The ugly side of religion is the fanaticism that uses violence to force its faith on others. Alexander conquered the world as a missionary of Hellenism, the culture and religion of the Greeks. In the second century B.C. Antiochus tried to impose Hellenism on Jerusalem. He believed the Greek way of life was clearly superior to what he considered the crude and primitive ways of the Jews. He thought their kosher laws were primitive superstitions. He especially opposed the Jewish way of identifying their sons with their religion, the rite of circumcision.

Many devout mothers and fathers lost their lives to the persecutions of Antiochus, rather than to accept his ban on the religious identification of their children. Ultimately Jewish freedom fighters rose up against the forces of Antiochus and drove them from the land. The cleansing of the temple in Jerusalem after it’s desecration by Antiochus is still celebrated in the festival of Hanukkah.

When Christians were persecuted by the Roman empire, apologists such as Justin and Anathagorus appealed to the emperor’s sense of reason and justice. They asked to be left alone and allowed to follow their own consciences.

For the first three hundred years the followers of Christ were pacifists. When Constantine issued his “edict of toleration,” two obstacles to Christians’ serving the military were removed: the requirement of participating in idolatrous ceremonies and the persecution of fellow Christians. The only obstacle that remained was the scruple about killing.

History took a fateful turn in the fifth century when Augustine developed the “just war doctrine.” In response to barbarian invasions, he argued that love requires one to defend the innocent. When one thinks of the horrible cases of genocide the world has seen, it’s hard to resist that argument.

Augustine, however, argued further that the church has a right to defend itself against persecutions. Then he added the further right of the faith to defend itself against error, arguing that “error has no rights.” This doctrine eventually allowed the church to use the power of violence to enforce orthodoxy on dissenters.

In the UK today, there is a petition asking the state to use its power to enforce the orthodoxy of unbelief. The petition calls for a ban on “the religious identification” and “indoctrination” of children under the age of 16. Geneticist Richard Dawkins was the first to sign the petition. However, the next day he recanted, claiming he had not considered all the implications of the petition. (Dawkins’ “mea culpa” may be found at

What would the implications be? How would the petition be enforced? Would Jewish parents again be persecuted for practicing the ancient rite of circumcision–a rite that for them testifies to the faithfulness of the God who liberated slaves from Egypt over 3000 years ago and called them to become a community that practices freedom and justice?

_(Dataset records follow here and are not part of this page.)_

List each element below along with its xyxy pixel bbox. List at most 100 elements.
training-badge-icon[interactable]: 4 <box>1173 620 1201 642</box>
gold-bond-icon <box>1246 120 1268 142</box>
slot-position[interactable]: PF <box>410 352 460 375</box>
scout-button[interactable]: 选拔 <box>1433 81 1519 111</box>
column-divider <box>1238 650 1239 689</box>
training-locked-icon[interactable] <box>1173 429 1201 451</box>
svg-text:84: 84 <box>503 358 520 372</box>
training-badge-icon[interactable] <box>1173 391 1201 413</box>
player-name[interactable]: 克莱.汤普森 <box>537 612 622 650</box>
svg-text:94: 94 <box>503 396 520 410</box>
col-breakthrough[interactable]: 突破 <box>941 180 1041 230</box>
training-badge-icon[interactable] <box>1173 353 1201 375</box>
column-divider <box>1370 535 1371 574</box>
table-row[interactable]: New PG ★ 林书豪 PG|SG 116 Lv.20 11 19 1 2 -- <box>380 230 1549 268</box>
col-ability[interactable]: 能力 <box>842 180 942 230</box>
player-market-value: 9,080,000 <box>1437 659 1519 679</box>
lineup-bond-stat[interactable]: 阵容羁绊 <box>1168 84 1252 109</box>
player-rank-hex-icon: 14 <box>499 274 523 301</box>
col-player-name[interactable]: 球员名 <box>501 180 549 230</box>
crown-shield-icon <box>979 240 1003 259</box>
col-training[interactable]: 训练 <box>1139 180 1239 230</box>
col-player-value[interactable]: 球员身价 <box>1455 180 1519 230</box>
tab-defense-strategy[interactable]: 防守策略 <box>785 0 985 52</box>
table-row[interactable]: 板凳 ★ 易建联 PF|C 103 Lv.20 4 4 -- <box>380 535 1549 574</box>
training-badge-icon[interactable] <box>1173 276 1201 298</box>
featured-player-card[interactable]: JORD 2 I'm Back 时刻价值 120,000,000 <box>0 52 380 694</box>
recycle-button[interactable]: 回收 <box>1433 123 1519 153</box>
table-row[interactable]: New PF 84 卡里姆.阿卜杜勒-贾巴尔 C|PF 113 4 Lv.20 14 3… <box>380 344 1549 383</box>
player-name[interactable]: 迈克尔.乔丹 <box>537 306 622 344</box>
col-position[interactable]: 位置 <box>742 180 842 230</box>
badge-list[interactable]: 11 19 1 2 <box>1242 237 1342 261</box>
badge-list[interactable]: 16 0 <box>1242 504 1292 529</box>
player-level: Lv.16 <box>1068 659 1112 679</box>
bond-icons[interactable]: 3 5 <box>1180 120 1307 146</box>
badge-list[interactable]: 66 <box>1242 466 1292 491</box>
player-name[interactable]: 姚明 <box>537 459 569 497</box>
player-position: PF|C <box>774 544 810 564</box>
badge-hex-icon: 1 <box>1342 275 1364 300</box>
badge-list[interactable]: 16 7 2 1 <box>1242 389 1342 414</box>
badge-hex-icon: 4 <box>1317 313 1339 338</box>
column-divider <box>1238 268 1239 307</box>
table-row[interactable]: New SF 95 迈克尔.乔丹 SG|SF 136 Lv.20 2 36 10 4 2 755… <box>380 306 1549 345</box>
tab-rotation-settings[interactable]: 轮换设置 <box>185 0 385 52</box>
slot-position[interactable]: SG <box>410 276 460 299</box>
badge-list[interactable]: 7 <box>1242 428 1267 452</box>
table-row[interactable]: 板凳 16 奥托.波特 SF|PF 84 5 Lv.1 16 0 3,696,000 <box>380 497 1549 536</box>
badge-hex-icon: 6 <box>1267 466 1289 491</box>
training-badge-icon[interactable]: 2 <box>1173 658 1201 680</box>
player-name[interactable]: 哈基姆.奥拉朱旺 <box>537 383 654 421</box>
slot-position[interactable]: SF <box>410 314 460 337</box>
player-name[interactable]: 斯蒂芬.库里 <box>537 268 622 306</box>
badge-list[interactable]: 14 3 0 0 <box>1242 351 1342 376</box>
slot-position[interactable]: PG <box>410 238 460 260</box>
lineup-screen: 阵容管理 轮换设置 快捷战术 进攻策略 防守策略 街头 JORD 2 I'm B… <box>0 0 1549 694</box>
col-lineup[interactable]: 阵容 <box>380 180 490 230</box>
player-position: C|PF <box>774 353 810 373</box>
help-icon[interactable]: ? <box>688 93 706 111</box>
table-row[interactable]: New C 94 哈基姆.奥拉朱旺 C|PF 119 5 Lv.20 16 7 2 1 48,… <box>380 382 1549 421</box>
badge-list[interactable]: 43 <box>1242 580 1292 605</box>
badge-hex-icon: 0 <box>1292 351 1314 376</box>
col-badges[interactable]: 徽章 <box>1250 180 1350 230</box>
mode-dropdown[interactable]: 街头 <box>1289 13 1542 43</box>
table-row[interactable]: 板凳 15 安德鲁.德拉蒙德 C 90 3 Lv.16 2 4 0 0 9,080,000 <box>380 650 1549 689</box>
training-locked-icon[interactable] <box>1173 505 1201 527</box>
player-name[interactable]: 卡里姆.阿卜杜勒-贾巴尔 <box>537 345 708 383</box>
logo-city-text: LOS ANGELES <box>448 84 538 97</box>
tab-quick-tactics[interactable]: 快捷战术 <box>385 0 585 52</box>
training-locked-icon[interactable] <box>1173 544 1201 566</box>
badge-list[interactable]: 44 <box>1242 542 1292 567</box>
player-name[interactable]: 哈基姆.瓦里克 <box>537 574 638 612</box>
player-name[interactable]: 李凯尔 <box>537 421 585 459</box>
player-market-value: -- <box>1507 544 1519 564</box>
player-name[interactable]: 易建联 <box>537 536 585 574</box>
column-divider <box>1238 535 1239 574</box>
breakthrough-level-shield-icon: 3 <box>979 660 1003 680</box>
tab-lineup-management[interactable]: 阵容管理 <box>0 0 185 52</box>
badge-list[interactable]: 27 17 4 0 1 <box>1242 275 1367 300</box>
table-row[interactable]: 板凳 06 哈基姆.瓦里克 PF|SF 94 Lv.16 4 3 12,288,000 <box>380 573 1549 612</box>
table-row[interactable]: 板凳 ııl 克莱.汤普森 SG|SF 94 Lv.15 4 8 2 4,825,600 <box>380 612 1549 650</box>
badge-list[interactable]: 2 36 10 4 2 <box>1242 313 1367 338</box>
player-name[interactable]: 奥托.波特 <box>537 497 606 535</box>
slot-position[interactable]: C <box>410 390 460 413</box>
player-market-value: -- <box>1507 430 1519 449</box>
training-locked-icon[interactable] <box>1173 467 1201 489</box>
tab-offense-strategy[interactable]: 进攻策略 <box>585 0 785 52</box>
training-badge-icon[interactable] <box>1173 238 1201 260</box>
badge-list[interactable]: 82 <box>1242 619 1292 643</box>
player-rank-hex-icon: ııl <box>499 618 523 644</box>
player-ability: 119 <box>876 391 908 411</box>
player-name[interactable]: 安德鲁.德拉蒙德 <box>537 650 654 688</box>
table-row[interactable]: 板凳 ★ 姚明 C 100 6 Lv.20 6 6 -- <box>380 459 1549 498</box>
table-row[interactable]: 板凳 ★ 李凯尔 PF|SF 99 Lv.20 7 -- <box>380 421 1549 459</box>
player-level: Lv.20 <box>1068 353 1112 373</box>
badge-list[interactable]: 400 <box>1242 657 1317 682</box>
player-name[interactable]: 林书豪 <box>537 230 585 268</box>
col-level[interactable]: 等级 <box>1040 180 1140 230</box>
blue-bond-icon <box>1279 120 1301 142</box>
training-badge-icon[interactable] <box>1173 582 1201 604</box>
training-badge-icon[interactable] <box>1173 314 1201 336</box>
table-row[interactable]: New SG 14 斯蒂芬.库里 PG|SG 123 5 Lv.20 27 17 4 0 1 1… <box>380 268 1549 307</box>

Would teaching the Torah to children be banned? Dawkins did not remove his name from another petition that called for the prohibition of all faith-based schools in the UK, regardless of funding. Evidently Hebrew schools would have to be shut down if the ban were to be passed.

My question is–where does the need for an enforced orthodoxy come from? If biology can explain everything, what is the biological need for conformity in thought? The persecution of dissent from the dominant orthodoxy is not a specifically religious impulse. Its secular form is still going strong.

If there is a biological need to crush dissent, can faith overcome biology?

One Response

  1. Barack Obama’s Comment
    So doing the Lord’s work is a thread that’s run through our politics since the very beginning. And it puts the lie to the notion that the separation of church and state in America means faith should have no role in public life. Imagine Lincoln’s Second Inaugural without its reference to “the judgments of the Lord.” Or King’s “I Have a Dream” speech without its reference to “all of God’s children.” Or President Kennedy’s Inaugural without the words, “here on Earth, God’s work must truly be our own.” At each of these junctures, by summoning a higher truth and embracing a universal faith, our leaders inspired ordinary people to achieve extraordinary things.
    But somehow, somewhere along the way, faith stopped being used to bring us together and started being used to drive us apart. It got hijacked. Part of it’s because of the so-called leaders of the Christian Right, who’ve been all too eager to exploit what divides us. At every opportunity, they’ve told evangelical Christians that Democrats disrespect their values and dislike their Church, while suggesting to the rest of the country that religious Americans care only about issues like abortion and gay marriage; school prayer and intelligent design. There was even a time when the Christian Coalition determined that its number one legislative priority was tax cuts for the rich. I don’t know what Bible they’re reading, but it doesn’t jibe with my version.